There was no blog yesterday due to a migraine that sat right behind my left eye and threatened to pop it clean out of its socket. That may not actually be how migraines work - I'm no Dr House - but that's certainly how it felt, and I went to bed with a heavy heart. The next day I was due to go to Disney, but with pain that severe I knew I'd have to cancel - and bringing two friends down from Le Havre and then abandoning them would have been awfully rude. Thankfully, with my alarm (summer storm today, completely surreal but very pleasant to wake to) came clarity and renewed vigour; energy, not agony, coursed through my brain. I had breakfast, I got dressed, and I checked the weather.

"Ressentie" means "feels like". "-10ºC" means "You ought to wear a coat, dumbass"
I confess a small problem of mine is that I sometimes overestimate my tolerance for things. These things include, but are not limited to, alcohol, cheese and the cold. As a result, I put an undershirt on, buttoned another over the top, threw on a suit jacket and attached a gift to it and made my way into the cold. The bus arrive quickly, and although it felt nippy, I assumed it would warm up - the sun would shine, the cloud would burn off, and Disneyland would twinkle and sparkle in the light.

Being wrong once is bad luck. Being wrong twice is indicative, but being wrong three times is a good sign that you are not as smart a cookie as you'd like to think. The short version, for those who believe that brevity is the soul of wit, it was exceedingly cold and, despite having got back 90 minutes ago, I have only just regained sufficient fine motor ability to tap this out.

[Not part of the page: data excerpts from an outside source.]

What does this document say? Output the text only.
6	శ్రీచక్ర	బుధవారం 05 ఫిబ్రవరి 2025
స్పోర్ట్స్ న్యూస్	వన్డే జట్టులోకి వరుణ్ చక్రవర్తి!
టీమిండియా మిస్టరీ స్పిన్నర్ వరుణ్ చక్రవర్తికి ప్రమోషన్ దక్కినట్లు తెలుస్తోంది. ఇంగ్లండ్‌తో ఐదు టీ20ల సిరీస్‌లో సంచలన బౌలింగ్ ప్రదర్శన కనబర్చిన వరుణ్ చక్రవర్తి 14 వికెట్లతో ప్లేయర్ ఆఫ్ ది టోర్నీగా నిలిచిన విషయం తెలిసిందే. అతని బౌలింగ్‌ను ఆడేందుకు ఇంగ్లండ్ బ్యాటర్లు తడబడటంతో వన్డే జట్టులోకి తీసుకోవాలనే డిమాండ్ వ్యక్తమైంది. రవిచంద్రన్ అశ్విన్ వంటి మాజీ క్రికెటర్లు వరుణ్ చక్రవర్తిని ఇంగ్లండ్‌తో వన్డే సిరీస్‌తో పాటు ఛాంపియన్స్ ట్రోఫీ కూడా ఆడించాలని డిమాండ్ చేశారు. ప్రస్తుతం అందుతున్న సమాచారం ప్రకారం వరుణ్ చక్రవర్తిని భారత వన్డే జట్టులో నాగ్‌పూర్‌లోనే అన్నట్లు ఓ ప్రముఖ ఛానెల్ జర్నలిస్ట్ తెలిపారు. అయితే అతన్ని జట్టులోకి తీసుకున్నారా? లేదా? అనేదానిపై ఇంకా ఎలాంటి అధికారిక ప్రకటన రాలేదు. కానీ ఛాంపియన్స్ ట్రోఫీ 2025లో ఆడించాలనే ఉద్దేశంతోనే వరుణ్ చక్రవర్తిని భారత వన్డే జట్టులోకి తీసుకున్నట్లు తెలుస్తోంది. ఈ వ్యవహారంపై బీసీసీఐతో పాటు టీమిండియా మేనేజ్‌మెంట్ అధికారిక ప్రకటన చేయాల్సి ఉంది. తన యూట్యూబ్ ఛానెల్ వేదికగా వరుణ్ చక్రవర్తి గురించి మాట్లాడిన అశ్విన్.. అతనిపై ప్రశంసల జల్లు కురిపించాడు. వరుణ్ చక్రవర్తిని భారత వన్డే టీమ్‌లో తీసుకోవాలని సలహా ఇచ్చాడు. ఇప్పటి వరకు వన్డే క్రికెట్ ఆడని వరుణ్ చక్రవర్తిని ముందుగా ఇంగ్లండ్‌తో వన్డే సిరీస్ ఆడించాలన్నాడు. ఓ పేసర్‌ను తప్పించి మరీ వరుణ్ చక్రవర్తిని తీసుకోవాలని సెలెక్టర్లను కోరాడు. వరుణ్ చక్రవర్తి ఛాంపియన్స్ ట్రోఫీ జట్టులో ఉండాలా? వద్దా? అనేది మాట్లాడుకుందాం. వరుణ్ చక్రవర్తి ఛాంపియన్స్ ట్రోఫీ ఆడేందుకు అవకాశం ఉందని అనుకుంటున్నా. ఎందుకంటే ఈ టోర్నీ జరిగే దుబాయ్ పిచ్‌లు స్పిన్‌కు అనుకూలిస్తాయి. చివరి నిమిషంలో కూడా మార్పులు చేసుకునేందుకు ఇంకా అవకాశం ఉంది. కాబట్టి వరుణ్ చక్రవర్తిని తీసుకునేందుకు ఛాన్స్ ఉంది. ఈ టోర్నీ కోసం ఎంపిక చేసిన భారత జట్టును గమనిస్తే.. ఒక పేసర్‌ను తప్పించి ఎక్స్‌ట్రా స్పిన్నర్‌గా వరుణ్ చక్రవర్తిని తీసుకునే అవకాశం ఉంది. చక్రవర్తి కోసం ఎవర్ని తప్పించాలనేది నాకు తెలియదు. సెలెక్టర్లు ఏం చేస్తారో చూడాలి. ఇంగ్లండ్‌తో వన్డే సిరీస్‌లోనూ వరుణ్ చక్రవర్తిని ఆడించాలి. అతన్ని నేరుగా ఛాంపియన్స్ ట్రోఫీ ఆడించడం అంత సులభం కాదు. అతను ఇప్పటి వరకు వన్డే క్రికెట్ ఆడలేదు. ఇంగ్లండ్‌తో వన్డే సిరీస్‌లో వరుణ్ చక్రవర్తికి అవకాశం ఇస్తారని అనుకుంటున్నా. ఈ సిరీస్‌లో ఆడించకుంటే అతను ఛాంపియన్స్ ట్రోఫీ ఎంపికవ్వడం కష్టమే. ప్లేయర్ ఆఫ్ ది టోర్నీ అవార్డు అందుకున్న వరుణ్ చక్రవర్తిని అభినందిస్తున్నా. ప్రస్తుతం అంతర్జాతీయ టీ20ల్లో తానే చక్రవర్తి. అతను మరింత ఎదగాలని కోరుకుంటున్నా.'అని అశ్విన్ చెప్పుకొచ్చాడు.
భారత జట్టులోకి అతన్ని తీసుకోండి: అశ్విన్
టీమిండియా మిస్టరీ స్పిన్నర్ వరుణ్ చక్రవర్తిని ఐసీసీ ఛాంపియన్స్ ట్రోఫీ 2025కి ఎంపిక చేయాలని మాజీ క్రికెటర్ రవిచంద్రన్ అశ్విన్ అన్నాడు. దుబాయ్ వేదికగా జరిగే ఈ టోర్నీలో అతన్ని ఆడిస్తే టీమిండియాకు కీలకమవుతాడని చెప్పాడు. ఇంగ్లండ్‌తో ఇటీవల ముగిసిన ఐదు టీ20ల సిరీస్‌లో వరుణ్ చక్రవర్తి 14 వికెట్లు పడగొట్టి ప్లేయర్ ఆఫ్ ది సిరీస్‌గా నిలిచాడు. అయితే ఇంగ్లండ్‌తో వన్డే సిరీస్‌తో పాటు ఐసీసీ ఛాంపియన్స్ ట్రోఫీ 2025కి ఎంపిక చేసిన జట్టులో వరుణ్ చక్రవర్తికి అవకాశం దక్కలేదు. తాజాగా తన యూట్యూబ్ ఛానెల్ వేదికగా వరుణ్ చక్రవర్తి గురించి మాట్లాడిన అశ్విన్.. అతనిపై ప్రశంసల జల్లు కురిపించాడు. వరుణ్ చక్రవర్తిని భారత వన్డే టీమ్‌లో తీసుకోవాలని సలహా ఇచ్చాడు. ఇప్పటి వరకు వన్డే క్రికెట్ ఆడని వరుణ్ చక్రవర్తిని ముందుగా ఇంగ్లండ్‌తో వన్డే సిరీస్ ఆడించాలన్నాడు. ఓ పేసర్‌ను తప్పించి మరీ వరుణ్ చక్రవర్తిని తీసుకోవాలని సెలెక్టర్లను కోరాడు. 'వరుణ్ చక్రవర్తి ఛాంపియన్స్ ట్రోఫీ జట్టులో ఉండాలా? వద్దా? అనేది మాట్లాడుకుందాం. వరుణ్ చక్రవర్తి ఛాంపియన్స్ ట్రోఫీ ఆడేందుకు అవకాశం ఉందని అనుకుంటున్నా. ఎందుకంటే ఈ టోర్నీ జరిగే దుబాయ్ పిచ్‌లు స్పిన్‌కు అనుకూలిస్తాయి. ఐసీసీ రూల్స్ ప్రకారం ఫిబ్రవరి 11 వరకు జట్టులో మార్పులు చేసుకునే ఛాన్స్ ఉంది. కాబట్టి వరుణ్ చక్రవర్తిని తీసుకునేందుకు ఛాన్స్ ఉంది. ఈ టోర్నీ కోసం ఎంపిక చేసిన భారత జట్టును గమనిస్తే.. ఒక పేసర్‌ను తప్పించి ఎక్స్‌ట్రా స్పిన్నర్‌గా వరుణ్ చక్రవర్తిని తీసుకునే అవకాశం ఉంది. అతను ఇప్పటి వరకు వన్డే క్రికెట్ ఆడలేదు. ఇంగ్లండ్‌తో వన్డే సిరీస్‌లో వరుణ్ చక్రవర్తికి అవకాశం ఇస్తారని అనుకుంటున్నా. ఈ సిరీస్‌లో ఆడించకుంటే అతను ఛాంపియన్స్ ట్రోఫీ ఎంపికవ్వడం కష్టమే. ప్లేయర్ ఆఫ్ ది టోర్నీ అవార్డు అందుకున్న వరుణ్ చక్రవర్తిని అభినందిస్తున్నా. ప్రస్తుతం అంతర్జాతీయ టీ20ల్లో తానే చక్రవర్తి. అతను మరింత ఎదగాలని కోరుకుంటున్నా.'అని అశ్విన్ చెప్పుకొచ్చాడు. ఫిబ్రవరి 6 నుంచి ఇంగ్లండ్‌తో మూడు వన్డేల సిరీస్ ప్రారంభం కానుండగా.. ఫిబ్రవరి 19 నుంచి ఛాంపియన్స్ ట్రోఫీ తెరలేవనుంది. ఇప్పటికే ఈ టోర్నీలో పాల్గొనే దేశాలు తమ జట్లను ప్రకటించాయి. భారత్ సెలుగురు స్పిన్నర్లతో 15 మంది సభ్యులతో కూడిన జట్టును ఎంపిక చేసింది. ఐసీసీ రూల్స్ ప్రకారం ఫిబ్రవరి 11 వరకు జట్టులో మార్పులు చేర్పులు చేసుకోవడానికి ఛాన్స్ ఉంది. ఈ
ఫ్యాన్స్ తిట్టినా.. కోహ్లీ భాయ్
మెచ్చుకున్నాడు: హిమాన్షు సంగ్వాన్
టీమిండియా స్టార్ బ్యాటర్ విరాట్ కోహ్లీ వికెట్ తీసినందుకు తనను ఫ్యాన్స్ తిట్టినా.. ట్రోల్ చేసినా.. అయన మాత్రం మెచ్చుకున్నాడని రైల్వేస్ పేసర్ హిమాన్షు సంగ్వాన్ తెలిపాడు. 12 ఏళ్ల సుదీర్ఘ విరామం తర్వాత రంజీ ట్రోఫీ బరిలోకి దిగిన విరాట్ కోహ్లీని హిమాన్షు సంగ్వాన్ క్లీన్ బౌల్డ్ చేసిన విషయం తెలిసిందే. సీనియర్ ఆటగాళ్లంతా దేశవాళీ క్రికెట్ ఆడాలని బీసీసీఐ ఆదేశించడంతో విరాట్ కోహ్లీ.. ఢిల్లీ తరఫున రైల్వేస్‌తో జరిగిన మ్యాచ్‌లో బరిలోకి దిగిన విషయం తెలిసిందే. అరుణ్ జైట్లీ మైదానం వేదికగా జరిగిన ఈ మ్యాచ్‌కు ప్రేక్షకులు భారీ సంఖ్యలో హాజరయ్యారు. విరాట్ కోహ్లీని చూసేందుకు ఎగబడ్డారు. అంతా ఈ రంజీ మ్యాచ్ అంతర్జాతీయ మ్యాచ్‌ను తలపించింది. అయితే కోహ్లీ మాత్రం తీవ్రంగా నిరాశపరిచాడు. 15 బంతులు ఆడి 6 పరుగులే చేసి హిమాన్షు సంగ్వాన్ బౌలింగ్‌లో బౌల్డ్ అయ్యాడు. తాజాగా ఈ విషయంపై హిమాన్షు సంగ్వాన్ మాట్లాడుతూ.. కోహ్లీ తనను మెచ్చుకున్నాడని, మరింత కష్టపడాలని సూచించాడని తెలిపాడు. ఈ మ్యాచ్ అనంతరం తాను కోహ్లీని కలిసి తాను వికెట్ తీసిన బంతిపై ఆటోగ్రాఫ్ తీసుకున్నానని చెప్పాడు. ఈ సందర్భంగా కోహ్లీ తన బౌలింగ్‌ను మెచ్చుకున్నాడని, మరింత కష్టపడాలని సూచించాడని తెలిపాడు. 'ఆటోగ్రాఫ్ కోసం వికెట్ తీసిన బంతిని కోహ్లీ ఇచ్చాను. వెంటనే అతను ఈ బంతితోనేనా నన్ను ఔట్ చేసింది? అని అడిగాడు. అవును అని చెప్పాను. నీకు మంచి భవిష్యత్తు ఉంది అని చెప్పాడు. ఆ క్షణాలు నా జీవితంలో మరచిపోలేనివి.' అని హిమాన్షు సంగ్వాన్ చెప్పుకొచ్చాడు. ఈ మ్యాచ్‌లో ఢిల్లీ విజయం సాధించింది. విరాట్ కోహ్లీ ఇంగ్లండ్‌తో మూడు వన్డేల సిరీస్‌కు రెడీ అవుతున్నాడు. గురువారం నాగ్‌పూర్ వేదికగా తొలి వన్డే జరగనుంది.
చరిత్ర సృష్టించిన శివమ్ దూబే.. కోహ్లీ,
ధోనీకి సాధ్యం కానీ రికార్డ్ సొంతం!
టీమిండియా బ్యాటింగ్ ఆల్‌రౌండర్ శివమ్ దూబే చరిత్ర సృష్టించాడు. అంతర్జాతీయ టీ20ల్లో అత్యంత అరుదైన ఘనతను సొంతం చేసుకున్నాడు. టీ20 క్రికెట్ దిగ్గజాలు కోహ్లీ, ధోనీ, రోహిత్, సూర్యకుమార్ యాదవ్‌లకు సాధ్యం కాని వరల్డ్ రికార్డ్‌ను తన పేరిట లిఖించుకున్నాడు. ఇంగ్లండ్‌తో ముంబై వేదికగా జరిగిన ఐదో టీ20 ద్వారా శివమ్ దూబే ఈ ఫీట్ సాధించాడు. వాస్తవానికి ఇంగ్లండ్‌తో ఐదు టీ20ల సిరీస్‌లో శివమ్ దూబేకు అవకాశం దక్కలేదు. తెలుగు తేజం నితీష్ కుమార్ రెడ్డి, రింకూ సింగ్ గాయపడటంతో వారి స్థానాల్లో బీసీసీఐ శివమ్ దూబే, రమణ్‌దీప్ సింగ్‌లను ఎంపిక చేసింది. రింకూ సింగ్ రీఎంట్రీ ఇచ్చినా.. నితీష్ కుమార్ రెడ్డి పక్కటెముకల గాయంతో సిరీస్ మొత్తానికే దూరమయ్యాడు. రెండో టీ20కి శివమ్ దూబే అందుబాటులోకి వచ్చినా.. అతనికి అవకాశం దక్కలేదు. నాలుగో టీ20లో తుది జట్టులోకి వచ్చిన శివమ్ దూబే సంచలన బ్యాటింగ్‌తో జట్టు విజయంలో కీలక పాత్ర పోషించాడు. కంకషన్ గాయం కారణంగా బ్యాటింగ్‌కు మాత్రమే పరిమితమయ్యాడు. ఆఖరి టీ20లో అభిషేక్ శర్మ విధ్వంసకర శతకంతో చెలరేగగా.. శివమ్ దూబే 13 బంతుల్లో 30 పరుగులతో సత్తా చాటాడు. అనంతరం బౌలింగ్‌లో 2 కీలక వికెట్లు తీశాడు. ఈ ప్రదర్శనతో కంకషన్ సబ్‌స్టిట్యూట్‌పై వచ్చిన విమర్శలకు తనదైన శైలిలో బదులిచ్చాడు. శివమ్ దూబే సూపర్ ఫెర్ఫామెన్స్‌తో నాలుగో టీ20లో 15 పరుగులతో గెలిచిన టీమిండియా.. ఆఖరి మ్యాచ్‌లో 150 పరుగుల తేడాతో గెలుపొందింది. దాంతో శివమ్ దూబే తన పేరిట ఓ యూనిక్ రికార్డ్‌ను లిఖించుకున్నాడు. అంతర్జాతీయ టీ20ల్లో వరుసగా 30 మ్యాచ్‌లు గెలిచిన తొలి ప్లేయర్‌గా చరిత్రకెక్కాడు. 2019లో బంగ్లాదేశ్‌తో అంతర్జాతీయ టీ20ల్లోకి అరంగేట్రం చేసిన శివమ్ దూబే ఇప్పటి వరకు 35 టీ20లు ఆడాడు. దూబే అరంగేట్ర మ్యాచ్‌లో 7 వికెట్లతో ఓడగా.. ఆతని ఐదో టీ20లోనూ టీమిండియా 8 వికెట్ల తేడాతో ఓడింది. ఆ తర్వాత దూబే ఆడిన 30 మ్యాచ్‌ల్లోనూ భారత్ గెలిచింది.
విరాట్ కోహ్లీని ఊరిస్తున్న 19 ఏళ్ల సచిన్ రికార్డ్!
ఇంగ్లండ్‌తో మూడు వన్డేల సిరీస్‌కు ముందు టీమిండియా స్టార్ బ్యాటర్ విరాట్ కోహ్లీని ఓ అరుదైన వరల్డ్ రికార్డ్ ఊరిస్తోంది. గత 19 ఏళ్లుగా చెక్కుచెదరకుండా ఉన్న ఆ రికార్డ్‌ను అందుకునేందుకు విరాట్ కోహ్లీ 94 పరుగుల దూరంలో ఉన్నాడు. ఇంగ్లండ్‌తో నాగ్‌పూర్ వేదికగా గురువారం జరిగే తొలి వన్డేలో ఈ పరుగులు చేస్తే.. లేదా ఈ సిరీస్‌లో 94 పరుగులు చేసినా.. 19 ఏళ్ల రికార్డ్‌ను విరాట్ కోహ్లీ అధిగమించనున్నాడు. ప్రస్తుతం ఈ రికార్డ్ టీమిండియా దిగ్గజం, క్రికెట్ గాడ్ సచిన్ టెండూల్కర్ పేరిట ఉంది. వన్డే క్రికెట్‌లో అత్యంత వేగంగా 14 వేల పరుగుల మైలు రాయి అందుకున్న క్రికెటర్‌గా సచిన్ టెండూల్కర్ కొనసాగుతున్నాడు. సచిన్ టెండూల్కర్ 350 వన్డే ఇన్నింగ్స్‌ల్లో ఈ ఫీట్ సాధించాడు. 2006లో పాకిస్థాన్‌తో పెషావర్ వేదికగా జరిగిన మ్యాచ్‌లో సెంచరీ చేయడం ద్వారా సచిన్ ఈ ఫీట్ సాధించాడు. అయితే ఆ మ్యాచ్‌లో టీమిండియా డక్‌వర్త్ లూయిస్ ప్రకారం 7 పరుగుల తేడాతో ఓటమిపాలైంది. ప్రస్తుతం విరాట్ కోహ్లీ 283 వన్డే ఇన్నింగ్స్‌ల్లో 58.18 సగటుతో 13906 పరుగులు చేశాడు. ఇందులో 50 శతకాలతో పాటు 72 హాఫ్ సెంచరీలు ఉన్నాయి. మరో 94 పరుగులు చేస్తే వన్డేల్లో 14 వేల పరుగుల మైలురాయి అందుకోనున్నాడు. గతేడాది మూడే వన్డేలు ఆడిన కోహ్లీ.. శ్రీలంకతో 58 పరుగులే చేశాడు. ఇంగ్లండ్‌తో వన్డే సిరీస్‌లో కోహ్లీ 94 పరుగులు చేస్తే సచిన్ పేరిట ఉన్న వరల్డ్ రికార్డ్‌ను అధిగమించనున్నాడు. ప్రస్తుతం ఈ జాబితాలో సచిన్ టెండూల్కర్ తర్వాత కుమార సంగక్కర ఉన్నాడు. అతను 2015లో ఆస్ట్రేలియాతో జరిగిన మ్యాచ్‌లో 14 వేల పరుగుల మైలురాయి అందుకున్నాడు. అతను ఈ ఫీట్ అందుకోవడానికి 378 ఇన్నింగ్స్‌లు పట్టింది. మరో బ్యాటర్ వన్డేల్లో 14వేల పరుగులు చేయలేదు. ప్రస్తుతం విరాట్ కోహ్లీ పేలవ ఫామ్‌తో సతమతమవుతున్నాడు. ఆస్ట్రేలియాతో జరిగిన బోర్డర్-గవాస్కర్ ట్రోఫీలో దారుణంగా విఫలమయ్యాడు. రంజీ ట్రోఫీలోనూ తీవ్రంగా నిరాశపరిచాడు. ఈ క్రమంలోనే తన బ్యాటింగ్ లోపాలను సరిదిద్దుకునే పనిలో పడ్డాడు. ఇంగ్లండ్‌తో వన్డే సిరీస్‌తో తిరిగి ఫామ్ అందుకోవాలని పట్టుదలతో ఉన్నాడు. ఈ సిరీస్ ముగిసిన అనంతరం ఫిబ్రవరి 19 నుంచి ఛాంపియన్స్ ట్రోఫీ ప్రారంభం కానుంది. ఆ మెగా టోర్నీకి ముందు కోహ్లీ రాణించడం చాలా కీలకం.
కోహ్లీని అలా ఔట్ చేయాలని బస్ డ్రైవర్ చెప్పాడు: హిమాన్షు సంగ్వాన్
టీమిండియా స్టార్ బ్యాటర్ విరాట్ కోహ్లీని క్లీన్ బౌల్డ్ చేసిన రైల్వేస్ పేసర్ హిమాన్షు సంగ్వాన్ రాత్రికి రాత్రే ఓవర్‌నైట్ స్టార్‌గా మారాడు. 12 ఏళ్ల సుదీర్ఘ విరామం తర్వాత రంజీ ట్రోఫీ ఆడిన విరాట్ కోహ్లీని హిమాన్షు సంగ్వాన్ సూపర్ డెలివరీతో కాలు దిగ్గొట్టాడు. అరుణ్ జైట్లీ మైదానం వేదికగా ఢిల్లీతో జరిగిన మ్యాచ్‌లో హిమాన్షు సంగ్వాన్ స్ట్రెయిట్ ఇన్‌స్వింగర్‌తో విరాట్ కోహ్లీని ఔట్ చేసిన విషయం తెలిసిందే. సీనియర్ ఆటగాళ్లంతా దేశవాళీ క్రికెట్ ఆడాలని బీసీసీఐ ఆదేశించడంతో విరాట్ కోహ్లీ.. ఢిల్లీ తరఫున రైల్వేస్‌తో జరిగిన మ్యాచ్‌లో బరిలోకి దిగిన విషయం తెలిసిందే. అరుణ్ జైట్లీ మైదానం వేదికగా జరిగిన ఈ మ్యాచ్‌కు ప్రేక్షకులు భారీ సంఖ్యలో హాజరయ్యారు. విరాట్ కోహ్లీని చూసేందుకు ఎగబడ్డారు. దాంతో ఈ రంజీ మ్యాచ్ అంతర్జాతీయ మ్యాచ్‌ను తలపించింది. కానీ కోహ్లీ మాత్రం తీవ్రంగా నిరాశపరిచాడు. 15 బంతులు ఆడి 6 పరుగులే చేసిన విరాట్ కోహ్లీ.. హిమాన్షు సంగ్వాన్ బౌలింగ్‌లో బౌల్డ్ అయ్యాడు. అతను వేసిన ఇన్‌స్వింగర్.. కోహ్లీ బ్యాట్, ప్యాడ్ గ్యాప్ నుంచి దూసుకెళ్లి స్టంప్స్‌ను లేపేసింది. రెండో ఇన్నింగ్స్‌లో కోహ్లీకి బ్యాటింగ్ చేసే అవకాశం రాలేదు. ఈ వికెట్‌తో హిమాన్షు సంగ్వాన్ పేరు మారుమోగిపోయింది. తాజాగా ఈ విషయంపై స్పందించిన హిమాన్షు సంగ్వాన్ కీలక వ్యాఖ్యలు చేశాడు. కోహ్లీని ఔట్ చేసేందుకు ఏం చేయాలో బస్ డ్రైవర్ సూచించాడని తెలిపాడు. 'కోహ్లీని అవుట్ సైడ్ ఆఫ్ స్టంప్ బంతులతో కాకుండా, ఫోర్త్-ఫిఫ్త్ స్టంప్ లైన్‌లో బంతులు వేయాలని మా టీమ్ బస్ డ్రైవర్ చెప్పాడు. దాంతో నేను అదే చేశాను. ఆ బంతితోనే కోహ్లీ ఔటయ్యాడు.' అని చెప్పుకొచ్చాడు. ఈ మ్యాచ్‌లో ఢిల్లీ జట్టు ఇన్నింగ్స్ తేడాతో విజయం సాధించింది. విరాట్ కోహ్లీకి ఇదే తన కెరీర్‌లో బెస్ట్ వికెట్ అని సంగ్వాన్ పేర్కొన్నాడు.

I've also taken on another two students because their father called me when I was tired and freezing, and it was easier to just agree than to turn him down and then explain why. So my week now looks like this:


Not pictured: free time
So that's my week ahead. Frightening. But exciting! New students are younger still, 7 and 9 (I think, the connection was abysmal, if it turns out they're 70 and 90 it'll be interesting for a different set of reasons) so I can foresee this being a real challenge. I'm going to aim for 50-50 English-French teaching and will need to start looking at more detailed lesson plans to really hold small children's attention. If anyone has any advice, I'd really appreciate it.

So: my friends, it seems, slept incredibly badly - no more than five hours sleep between the pair of them. We had to make an emergency stop at Starbuck's before a brisk walk to the RER station Auber. The RER A goes pretty much directly through Paris East-West, and although it's faster than the Metro, it still took us around 45 minutes to get out to Marne-la-Valée and DisneyLand Resort Paris.

It started snowing on the way, big, thick, perfect flakes of snow. This was to become a recurrent theme.

We arrived and were at once struck by how cold it was. At no point did we swear, because Disney never has swearing. Even when lions are being thrown to their deaths by Jeremy Irons (warning: all the sads), and you'd think that at least merits an f-word. Minimum. So there was no swearing at all, all day, even when mentioning how extraordinarily, finger-blackening, blood-freezingly cold it was. We made a game effort and went around every part of the park, tagging the Teacups and Indiana Jones on the way round. We were hampered in our efforts to get onto the more exciting rides because other people were willing to stand in line for 80 minutes to get on them, and we don't have that sort of determination. We were all far too cold.

We broke for lunch in a gigantic theatre and half-watched several of the incredible shorts Disney/Pixar have made. If you've not seen them yet, then here's a lovely little one from Wall-E to get you started.




We all know that feeling.

In any case, by five in the afternoon we were just about ready to crash - trotting around on no sleep in the freezing cold had ground us steadily down, and we made for the train station. Before long we were zooming back through the snow, falling even heavier now, and dragging our weary selves into the station. I said goodbye to my friends, who looked as dead on their feet as me, and made my way by metro and then by bus back home.

The bus, being a bus sent by Satan, stopped half a mile from my flat. That's not far, but in the state of mind where all one wants to do is sit in the warm and drink tea that half mile stretched far, far ahead of me. And blew snow in my face.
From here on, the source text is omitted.